A major emerging frontier within this integrated approach is microbiome-aware breeding. Soil microbial communities strongly influence plant stress responses, and plant growth-promoting microorganisms (PGPMs) including arbuscular mycorrhizal fungi (AMF) and beneficial rhizobacteria, which can enhance nutrient uptake, root function, drought resilience, and stress signaling [84–86]. Their effectiveness is often greatest when paired with soil-building practices like composting and cover cropping that support microbial abundance and diversity [77,84–87]. While many plant–microbe studies occur outside certified organic settings, their implications are highly relevant because organic production fundamentally depends on soil biology for fertility and pest management [6,86,99]. Evidence across tomato and other vegetables indicates cultivar-specific responses to microbial inoculants: some genotypes more consistently recruit beneficial microbes or translate those partnerships into improved growth, nutrition, and stress tolerance [65,87,100]. This creates a direct breeding opportunity for selecting genotypes with favorable root exudate profiles, stronger mycorrhizal responsiveness, or enhanced capacity for induced systemic resistance, particularly valuable in low-input systems where performance depends more on biological cycling than synthetic inputs [31,83,84,86,100]. Experimental findings further suggest that under low nutrient availability, tomato roots can shape rhizosphere communities to partially compensate for nutrient limitation, implying that “microbiome-assisted” performance is real and selectable [86]. The holobiont perspective, treating the plant and its associated microbiome as an integrated functional unit supports the conclusion that microbial recruitment and functionality are partly under genetic control and therefore accessible to breeding [94–96]. Because organic management often increases microbial diversity, soil organic matter, and aggregation compared with conventional systems [97], integrating microbiome-aware breeding with organic soil practices offers a practical pathway to productive, regenerative agroecosystems better buffered against climate variability [77,84–88,98,101].

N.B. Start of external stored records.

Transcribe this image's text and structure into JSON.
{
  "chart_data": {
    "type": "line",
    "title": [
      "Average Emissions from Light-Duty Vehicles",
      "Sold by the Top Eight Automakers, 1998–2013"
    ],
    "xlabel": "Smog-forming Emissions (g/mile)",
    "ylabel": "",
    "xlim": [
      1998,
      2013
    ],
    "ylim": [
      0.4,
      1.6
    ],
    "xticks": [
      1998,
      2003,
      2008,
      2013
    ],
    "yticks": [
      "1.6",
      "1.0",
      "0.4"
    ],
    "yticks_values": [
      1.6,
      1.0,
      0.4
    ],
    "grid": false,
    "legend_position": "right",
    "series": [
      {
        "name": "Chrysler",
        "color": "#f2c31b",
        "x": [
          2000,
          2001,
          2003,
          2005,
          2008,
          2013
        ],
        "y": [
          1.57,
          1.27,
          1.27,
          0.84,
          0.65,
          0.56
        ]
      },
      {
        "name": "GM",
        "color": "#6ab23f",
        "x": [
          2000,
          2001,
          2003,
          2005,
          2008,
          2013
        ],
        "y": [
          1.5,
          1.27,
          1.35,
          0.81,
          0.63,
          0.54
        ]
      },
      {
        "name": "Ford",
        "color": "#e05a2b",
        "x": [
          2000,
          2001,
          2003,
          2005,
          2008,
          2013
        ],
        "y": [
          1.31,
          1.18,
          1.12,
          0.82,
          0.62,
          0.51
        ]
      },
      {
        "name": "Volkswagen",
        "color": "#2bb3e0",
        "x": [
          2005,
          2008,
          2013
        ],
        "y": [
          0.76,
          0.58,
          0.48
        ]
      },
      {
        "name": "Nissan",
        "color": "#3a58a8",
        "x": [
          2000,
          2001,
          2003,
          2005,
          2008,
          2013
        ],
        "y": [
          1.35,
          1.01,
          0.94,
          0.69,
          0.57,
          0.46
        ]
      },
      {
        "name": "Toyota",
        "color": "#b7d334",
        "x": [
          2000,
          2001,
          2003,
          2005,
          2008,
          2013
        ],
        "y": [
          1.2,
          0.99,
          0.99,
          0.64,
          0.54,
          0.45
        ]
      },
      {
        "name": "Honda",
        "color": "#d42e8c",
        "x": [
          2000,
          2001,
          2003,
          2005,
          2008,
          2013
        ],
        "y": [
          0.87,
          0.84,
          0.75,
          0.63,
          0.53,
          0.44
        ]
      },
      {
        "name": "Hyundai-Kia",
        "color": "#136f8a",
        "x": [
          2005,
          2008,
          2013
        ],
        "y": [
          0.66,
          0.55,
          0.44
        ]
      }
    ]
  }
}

Alongside microbiome-focused strategies, grafting is gaining renewed attention as a fast, non-transgenic method to increase stress tolerance and yield stability. Wild tomato relatives such as Solanum pimpinellifolium and S. cheesmaniae have shown potential as rootstocks that increase drought and salinity tolerance without compromising market traits [44,52,102–104]. Using rootstocks derived from wild relatives or stress-tolerant cultivars can improve abiotic stress tolerance (drought, salinity) and bolster resistance to vascular pathogens while maintaining fruit yield and quality [52,103–105]. In addition, grafting can enhance antioxidant activity, water-use efficiency, nutrient uptake, and stress signaling under extreme heat and drought; proteomic evidence suggests upregulation of antioxidant and defense pathways [103–107]. For organic systems, grafting with untreated, non-GMO materials offers a scalable resilience tool that can be deployed more rapidly than multi-year breeding cycles, while still aligning with organic standards.

Finally, organic farming is increasingly incorporating advanced but organic-compatible scientific approaches to accelerate resilience gains. Genomics-assisted breeding, MAS, and genomic selection can identify and propagate traits such as pest resistance, drought tolerance, and nutrient efficiency without transgenic modifications, enabling faster development of cultivars suited to organic constraints and stress patterns [24,30,78,80,108–111]. Emerging areas such as epigenetic strategies and stress priming offer additional promise: epigenetic modifications are heritable changes in gene expression that do not alter DNA sequence and may be induced by environmental stimuli, potentially improving adaptive responses without genetic engineering [112–114]. In parallel, “smart” organic agronomy, using sensors, drones, and AI-driven decision tools can support real-time monitoring of soil health, pest outbreaks, and crop development, enabling more precise interventions that maintain ecological balance while optimizing productivity [29,115–119]. Rather than displacing organic principles, these tools can enhance implementation by improving system responsiveness, reducing losses, and aligning management with field-level feedback [29,116–120].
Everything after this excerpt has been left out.